Author : William Gowland

University : Architectural Association

Status : RIBA II, 2013

Advisors : Liam Young, Kate Davies

Title : OFF GRID

Holding a 90% monopoly on telecommunications in Mexico, Carlos Slim is the world’s richest man. Operating an ageing centralized system, his network is a symbol of corporate greed, that is now beginning to show its cracks. Borrowing from the cartels radio communication network, a self organizing decentralized infrastructure emerges around the streets and markets of the Barrios that undermines and subverts this monopoly. Exploring the city as an interactive installation at the scale of a room, an open source laser line of sight communication system is revealed that is local, ad hoc, resilient and most importantly, our own. Evolving into a DIY city of calibration graffiti, carved and sculpted building surfaces, reflectivity, absorbance and deregulated laser light conversations, communities soon develop their own constellation of transceivers and mirror relays, cultures, practices and procedures. Hacked together, it may not be perfect, as the system comes with a whole load of its own charming nuisances and problems of overheard conversations, drop outs and bad lines.
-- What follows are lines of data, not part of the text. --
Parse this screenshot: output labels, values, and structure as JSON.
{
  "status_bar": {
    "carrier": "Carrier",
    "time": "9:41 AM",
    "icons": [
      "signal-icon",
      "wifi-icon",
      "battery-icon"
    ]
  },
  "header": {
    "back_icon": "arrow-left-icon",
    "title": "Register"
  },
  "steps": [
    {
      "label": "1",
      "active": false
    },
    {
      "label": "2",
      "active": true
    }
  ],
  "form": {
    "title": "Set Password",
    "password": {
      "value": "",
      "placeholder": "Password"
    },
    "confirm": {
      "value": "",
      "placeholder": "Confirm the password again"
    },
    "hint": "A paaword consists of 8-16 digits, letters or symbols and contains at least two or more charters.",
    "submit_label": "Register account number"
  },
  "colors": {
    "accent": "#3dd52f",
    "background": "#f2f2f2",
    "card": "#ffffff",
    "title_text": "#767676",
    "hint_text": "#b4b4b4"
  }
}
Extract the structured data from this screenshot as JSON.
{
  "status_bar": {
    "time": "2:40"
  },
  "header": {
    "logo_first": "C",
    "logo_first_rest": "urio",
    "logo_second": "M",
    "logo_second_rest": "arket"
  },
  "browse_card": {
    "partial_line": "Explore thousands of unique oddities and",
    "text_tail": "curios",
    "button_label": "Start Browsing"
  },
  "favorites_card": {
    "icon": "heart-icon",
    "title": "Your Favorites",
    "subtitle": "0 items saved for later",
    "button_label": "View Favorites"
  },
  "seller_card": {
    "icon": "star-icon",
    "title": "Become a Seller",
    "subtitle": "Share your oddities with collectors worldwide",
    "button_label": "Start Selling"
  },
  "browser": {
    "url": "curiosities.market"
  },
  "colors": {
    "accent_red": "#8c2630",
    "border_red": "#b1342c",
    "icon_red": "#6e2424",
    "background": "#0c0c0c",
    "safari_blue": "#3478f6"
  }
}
As communications broadcasted live over the laser beams on one route break, a new connection is instantaneously made on another; creating a performative urban landscape.


The thesis involved developing a working 1:1 prototype for a laser communication system, with each component of the network eventually becoming live props to be filmed in the narrative film. Each node in the network acts as a transceiver such that it can both send and receive information when promoted. The system sends data (pre recorded conversations during a research trip to Mexico City) stored on micro SD cards over the lasers beams using pulse-width modulation via an audio transformer. Light dependent receivers connected to a small amp and speaker then broadcast the conversations being received. When one transceiver receives a signal, it automatically returns a signal creating a two way communication in the form of a conversation. If the beam is broken and the signal is dropped, both transceivers relay their signals on an alternative route in order to maintain transmissions. Mirror relays are used to guide the laser network via theses alternative routes specified routes. Built on the principles of mesh networking, the thesis aims to create a network that is not drifting 1,000 miles above our heads or in cables buried deep beneath the earth, but an open source infrastructure that is infinitely re-wirable, reorganising itself as the city moves around it.


S//A : What’s the most important aspect of this project that we should be aware of?
William Gowland_ Based on the principles of mesh networking, the infrastructure is a real working prototype for a laser communication system using pulse width modulation. Data stored on a series of micro SD cards is sent over the laser beams autonomously between each transceiver. The network embodies a growing interest in flexible responsive infrastructures that dissolve the sole authorship model of our failing centralised systems.

S//A : What other fields outside of architecture interest you?
WG_ I’m really interested in the interactive and reactive nature of technology in allowing buildings and objects to communicate with the world around them – If it moves, I’m probably into it!

S//A : Most important thing you learned in architecture school?
WG_ Two things – The first is, at all costs never settle for scale models and representations through drawing – Make it real and make it work at 1:1! That's when you really learn things. Secondly, at architecture school there are certain assumed and imposed objectives and outcomes for a project – Never let yours be shoe horned into these building shaped objects, the solution isn’t always a building, let them find their own natural end.

S//A : Describe your dream project
WG_ Although I’ve become hugely fascinated by exploring the contemporary edges of architecture, having grown up on a small farm in rural England I’m never happier than when out in the woods getting my hands dirty building small shelters, sheds, treehouses and so on… At some point the two are going to come together!